Reviews

Review: Macbeth (Sam Wanamaker Playhouse)

Robert Hastie directs the Shakespeare’s Globe’s artistic director Michelle Terry and her real-life husband Paul Ready

Michelle Terry and Paul Ready as Lady and Lord Macbeth
Michelle Terry and Paul Ready as Lady and Lord Macbeth
© Johan Persson

It must be fun being a fly on the wall at the breakfast table of Paul Ready and Michelle Terry, the husband and wife now appearing at the theatre where Terry is artistic director as that murderous double act The Macbeths.

Certainly, their chemistry electrifies the early scenes as they discuss the murder of a king with exactly the bickering complicity they might exhibit when arguing about renewing the house insurance or who is picking up the children after the school run. Their scenes together have an easy dynamic which makes them entirely believable as a married couple; the moment when he puts his hand out and says 'We will go no further in this business' is the gesture of a husband who has always been the compliant partner trying to assert himself. Her quiet determination that they will proceed springs from a loving wife's knowledge of his ambition to be king.

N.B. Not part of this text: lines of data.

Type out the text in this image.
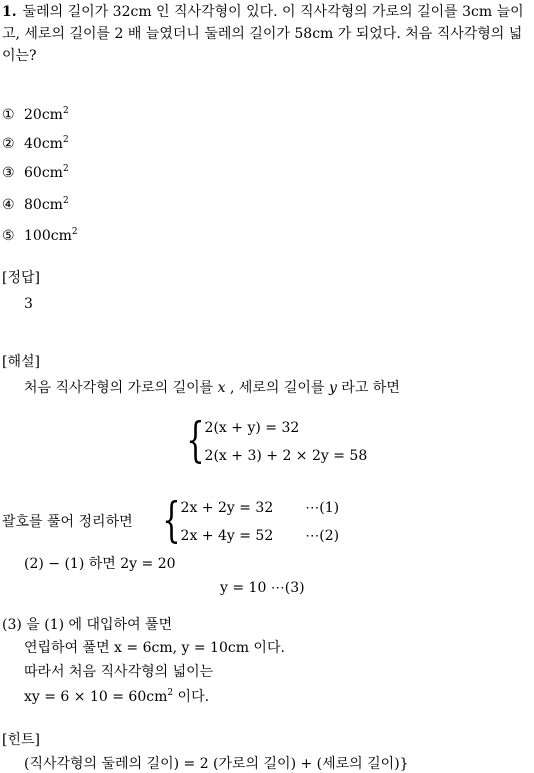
1. 둘레의 길이가 32cm 인 직사각형이 있다. 이 직사각형의 가로의 길이를 3cm 늘이고, 세로의 길이를 2 배 늘였더니 둘레의 길이가 58cm 가 되었다. 처음 직사각형의 넓이는?
① $20cm^2$
② $40cm^2$
③ $60cm^2$
④ $80cm^2$
⑤ $100cm^2$
[정답]
3
[해설]
처음 직사각형의 가로의 길이를 x , 세로의 길이를 y 라고 하면
{ 2(x + y) = 32
2(x + 3) + 2 × 2y = 58
괄호를 풀어 정리하면 { 2x + 2y = 32 ⋯(1)
2x + 4y = 52 ⋯(2)
(2) − (1) 하면 2y = 20
y = 10 ⋯(3)
(3) 을 (1) 에 대입하여 풀면
연립하여 풀면 x = 6cm, y = 10cm 이다.
따라서 처음 직사각형의 넓이는
xy = $6 \times 10 = 60cm^2$ 이다.
[힌트]
(직사각형의 둘레의 길이) = 2 (가로의 길이) + (세로의 길이)}
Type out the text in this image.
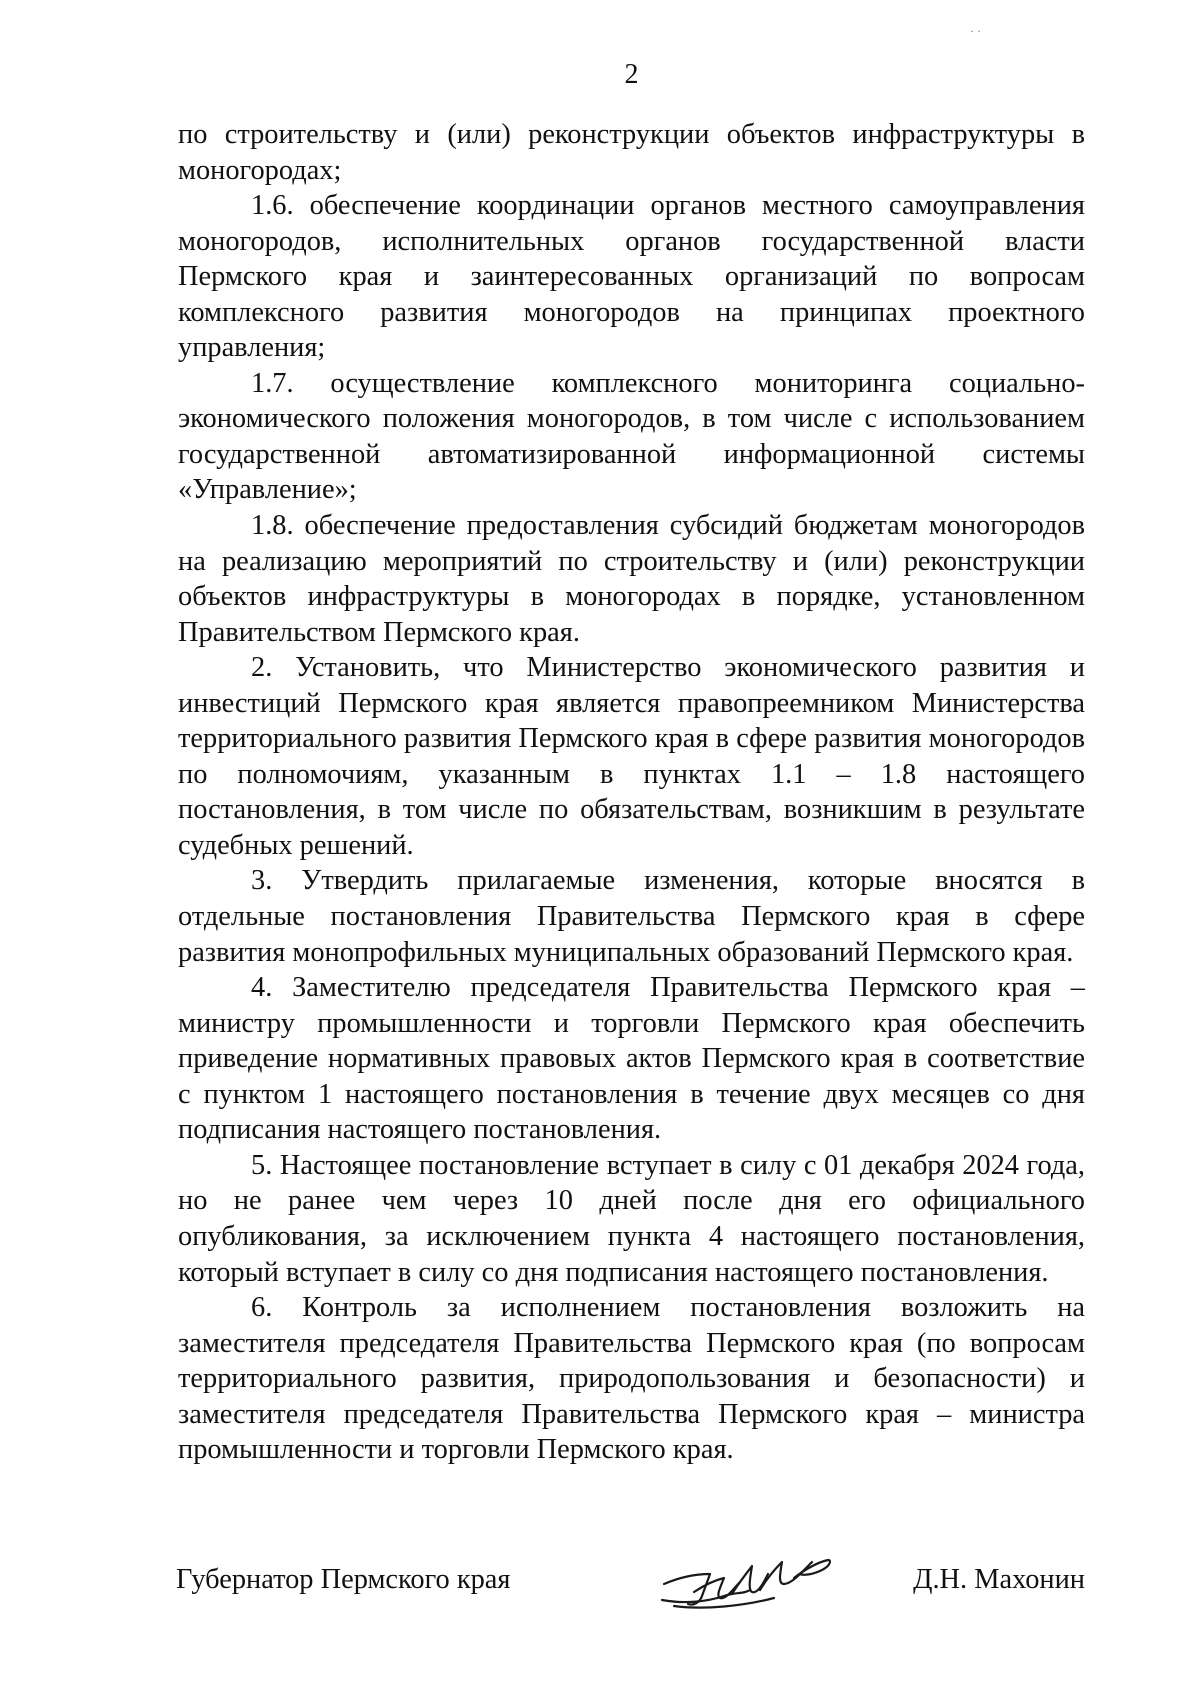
· ·
2

по строительству и (или) реконструкции объектов инфраструктуры в моногородах;

1.6. обеспечение координации органов местного самоуправления моногородов, исполнительных органов государственной власти Пермского края и заинтересованных организаций по вопросам комплексного развития моногородов на принципах проектного управления;

1.7. осуществление комплексного мониторинга социально-экономического положения моногородов, в том числе с использованием государственной автоматизированной информационной системы «Управление»;

1.8. обеспечение предоставления субсидий бюджетам моногородов на реализацию мероприятий по строительству и (или) реконструкции объектов инфраструктуры в моногородах в порядке, установленном Правительством Пермского края.

2. Установить, что Министерство экономического развития и инвестиций Пермского края является правопреемником Министерства территориального развития Пермского края в сфере развития моногородов по полномочиям, указанным в пунктах 1.1 – 1.8 настоящего постановления, в том числе по обязательствам, возникшим в результате судебных решений.

3. Утвердить прилагаемые изменения, которые вносятся в отдельные постановления Правительства Пермского края в сфере развития монопрофильных муниципальных образований Пермского края.

4. Заместителю председателя Правительства Пермского края – министру промышленности и торговли Пермского края обеспечить приведение нормативных правовых актов Пермского края в соответствие с пунктом 1 настоящего постановления в течение двух месяцев со дня подписания настоящего постановления.

5. Настоящее постановление вступает в силу с 01 декабря 2024 года, но не ранее чем через 10 дней после дня его официального опубликования, за исключением пункта 4 настоящего постановления, который вступает в силу со дня подписания настоящего постановления.

6. Контроль за исполнением постановления возложить на заместителя председателя Правительства Пермского края (по вопросам территориального развития, природопользования и безопасности) и заместителя председателя Правительства Пермского края – министра промышленности и торговли Пермского края.

Губернатор Пермского края	Д.Н. Махонин
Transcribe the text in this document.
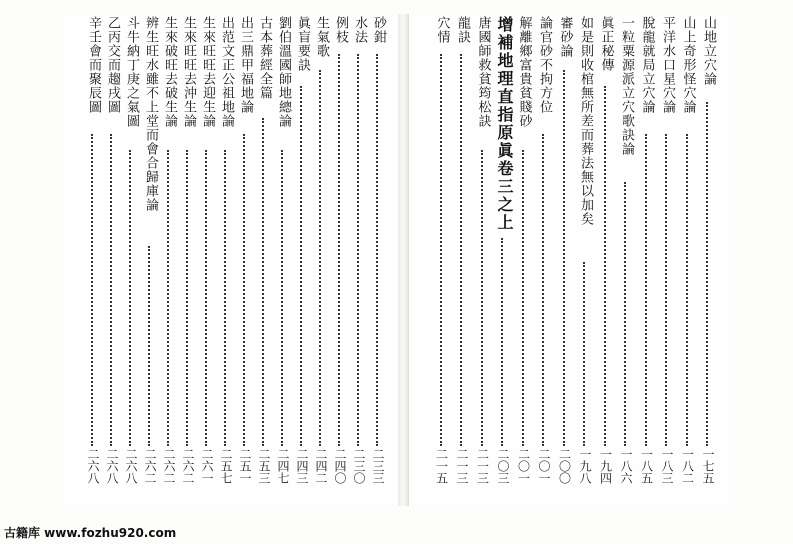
山地立穴論
一七五
山上奇形怪穴論
一八二
平洋水口星穴論
一八三
脫龍就局立穴論
一八五
一粒粟源派立穴歌訣論
一八六
眞正秘傳
一九四
如是則收棺無所差而葬法無以加矣
一九八
審砂論
二〇〇
論官砂不拘方位
二〇一
解離鄉富貴貧賤砂
二〇一
增補地理直指原眞卷三之上
二〇三
唐國師救貧筠松訣
二一三
龍訣
二一三
穴情
二一五
砂鉗
二三三
水法
二三〇
例枝
二四〇
生氣歌
二四二
眞盲要訣
二四三
劉伯溫國師地總論
二四七
古本葬經全篇
二五三
出三鼎甲福地論
二五一
出范文正公祖地論
二五七
生來旺旺去迎生論
二六一
生來旺旺去沖生論
二六二
生來破旺去破生論
二六二
辨生旺水雖不上堂而會合歸庫論
二六二
斗牛納丁庚之氣圖
二六八
乙丙交而趨戌圖
二六八
辛壬會而聚辰圖
二六八
古籍库 www.fozhu920.com
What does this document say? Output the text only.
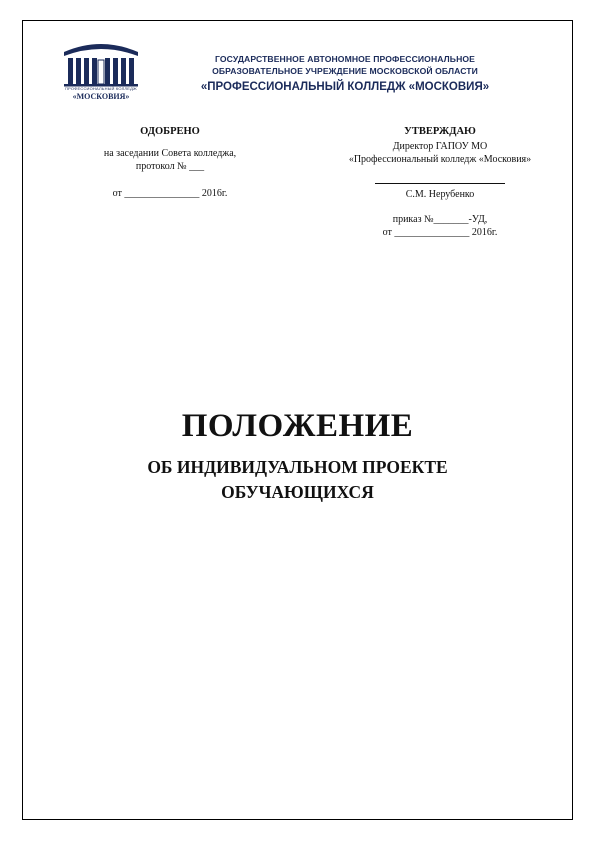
ПРОФЕССИОНАЛЬНЫЙ КОЛЛЕДЖ
«МОСКОВИЯ»
ГОСУДАРСТВЕННОЕ АВТОНОМНОЕ ПРОФЕССИОНАЛЬНОЕ
ОБРАЗОВАТЕЛЬНОЕ УЧРЕЖДЕНИЕ МОСКОВСКОЙ ОБЛАСТИ
«ПРОФЕССИОНАЛЬНЫЙ КОЛЛЕДЖ «МОСКОВИЯ»
ОДОБРЕНО
на заседании Совета колледжа,
протокол № ___
от _______________ 2016г.
УТВЕРЖДАЮ
Директор ГАПОУ МО
«Профессиональный колледж «Московия»
С.М. Нерубенко
приказ №_______-УД,
от _______________ 2016г.
ПОЛОЖЕНИЕ
ОБ ИНДИВИДУАЛЬНОМ ПРОЕКТЕ
ОБУЧАЮЩИХСЯ
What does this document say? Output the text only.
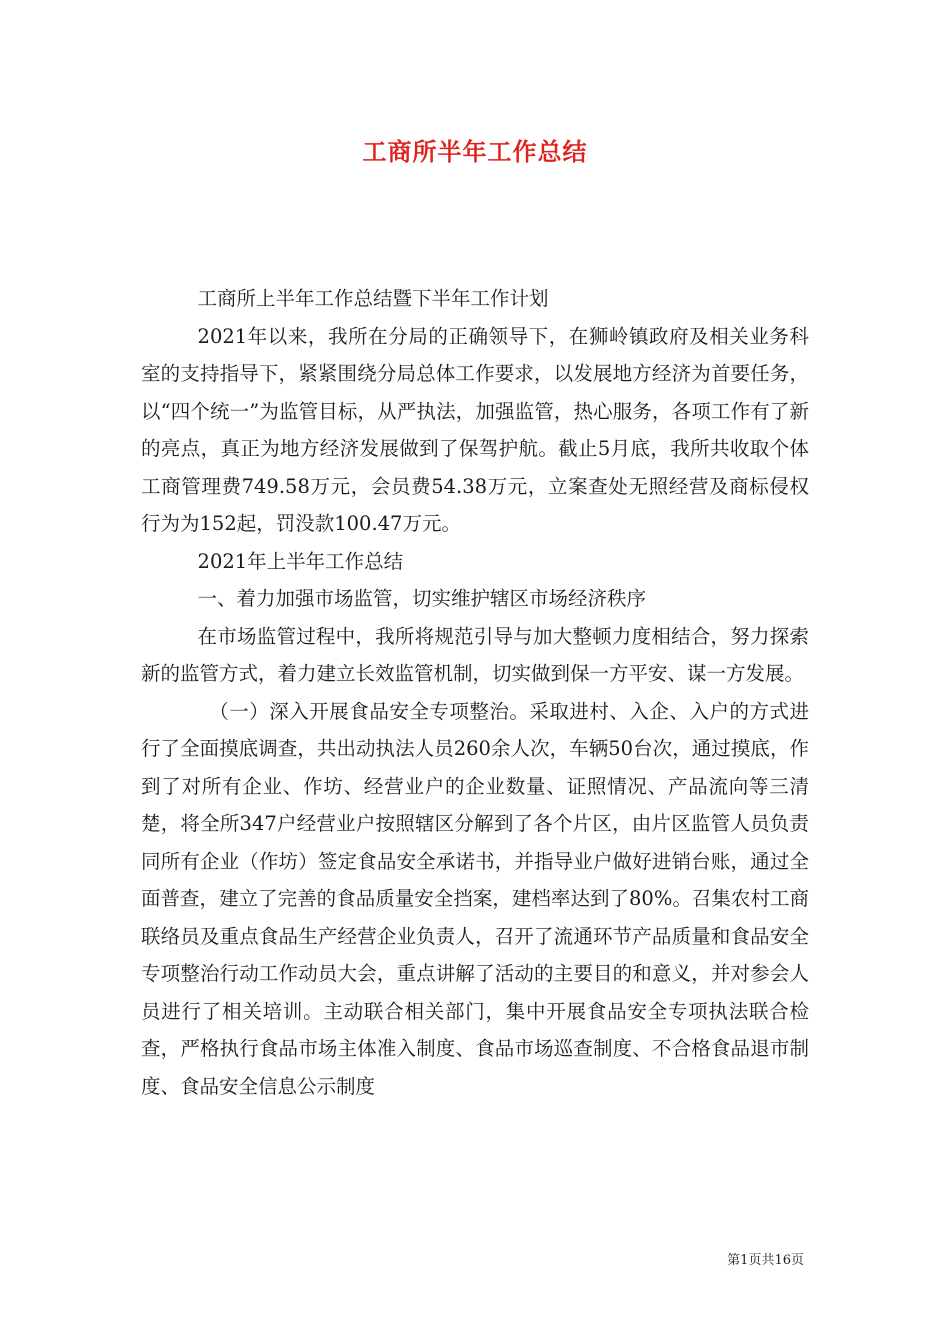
工商所半年工作总结

工商所上半年工作总结暨下半年工作计划

2021年以来，我所在分局的正确领导下，在狮岭镇政府及相关业务科室的支持指导下，紧紧围绕分局总体工作要求，以发展地方经济为首要任务，以“四个统一”为监管目标，从严执法，加强监管，热心服务，各项工作有了新的亮点，真正为地方经济发展做到了保驾护航。截止5月底，我所共收取个体工商管理费749.58万元，会员费54.38万元，立案查处无照经营及商标侵权行为为152起，罚没款100.47万元。

2021年上半年工作总结

一、着力加强市场监管，切实维护辖区市场经济秩序

在市场监管过程中，我所将规范引导与加大整顿力度相结合，努力探索新的监管方式，着力建立长效监管机制，切实做到保一方平安、谋一方发展。

（一）深入开展食品安全专项整治。采取进村、入企、入户的方式进行了全面摸底调查，共出动执法人员260余人次，车辆50台次，通过摸底，作到了对所有企业、作坊、经营业户的企业数量、证照情况、产品流向等三清楚，将全所347户经营业户按照辖区分解到了各个片区，由片区监管人员负责同所有企业（作坊）签定食品安全承诺书，并指导业户做好进销台账，通过全面普查，建立了完善的食品质量安全挡案，建档率达到了80%。召集农村工商联络员及重点食品生产经营企业负责人，召开了流通环节产品质量和食品安全专项整治行动工作动员大会，重点讲解了活动的主要目的和意义，并对参会人员进行了相关培训。主动联合相关部门，集中开展食品安全专项执法联合检查，严格执行食品市场主体准入制度、食品市场巡查制度、不合格食品退市制度、食品安全信息公示制度

第1页共16页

Quietness and love are the two threads that run through Robert Hastie's production of this difficult play, easily the best of the three versions of it that I have seen this year partly because it has a directness and a willingness to trust the text that make it immediately accessible.

Terry is very, very good indeed as Lady Macbeth, charting her decline from warm, clever woman to a broken wreck with forensic detail and deep emotion. The moment when she looks aghast at Macbeth in the banqueting scene, as if learning new things about who he is, feels like a revelation; her scream of torment at the close of the sleep walking scene, cuts to the quick.

Ready can't quite match her. He has a quicksilver lightness, and speaks Macbeth's lines with great clarity, but by the close he seems petulant and tired rather than broken and tragic. He never gives you a reason to care about Macbeth; his fall seems inevitable. You don't get a sense of a soul in torment.

But around him Hastie provides many moments of insight. The production, designed with a stylish neutrality by Peter McKintosh, makes intelligent use of the candle-lit Sam Wanamaker Theatre space, allowing the shadows of the play to fall heavily across the action.

The treatment of the witches is particularly effective. At the beginning, the cast emerge from almost total darkness, accompanied by a chanting in Enochian – the language that the 16th century occult philosopher John Dee ascribed to angels. They pull straws to determine who will play the weird sisters; on the night I saw the show, Terry was one of those chosen, which created all kinds of strange resonances.

But you never really see the witches. They surround Macbeth like shapes and sounds. When he visits them late in the play and is given the famous false promises that encourage him to his doom, the scene is lit by a single flame on his face and the great glittering doors at the back of the stage swing open to indicate movement.

This suggestiveness is much more powerful than an explicit show and tell, making them a part of life, a part of the imagination in ways that respond to the beliefs of Shakespeare's time but are also palatable in the modern age. It's typical of the care with which the production approaches things. Hastie's direction also makes time to turn Fleance into a stroppy teenager instead of a cipher and to insist on the full horror of the scene where Lady MacDuff and her children are murdered.

Elsewhere, Philip Cumbus is a wonderfully noble, well spoken Banquo, and Joseph Marcell a terrifically florid and slightly embarrassing Duncan, though the doubling that requires him to appear immediately after he has supposedly been murdered as a foul-mouthed Porter is a rare misstep in an impressively thoughtful production.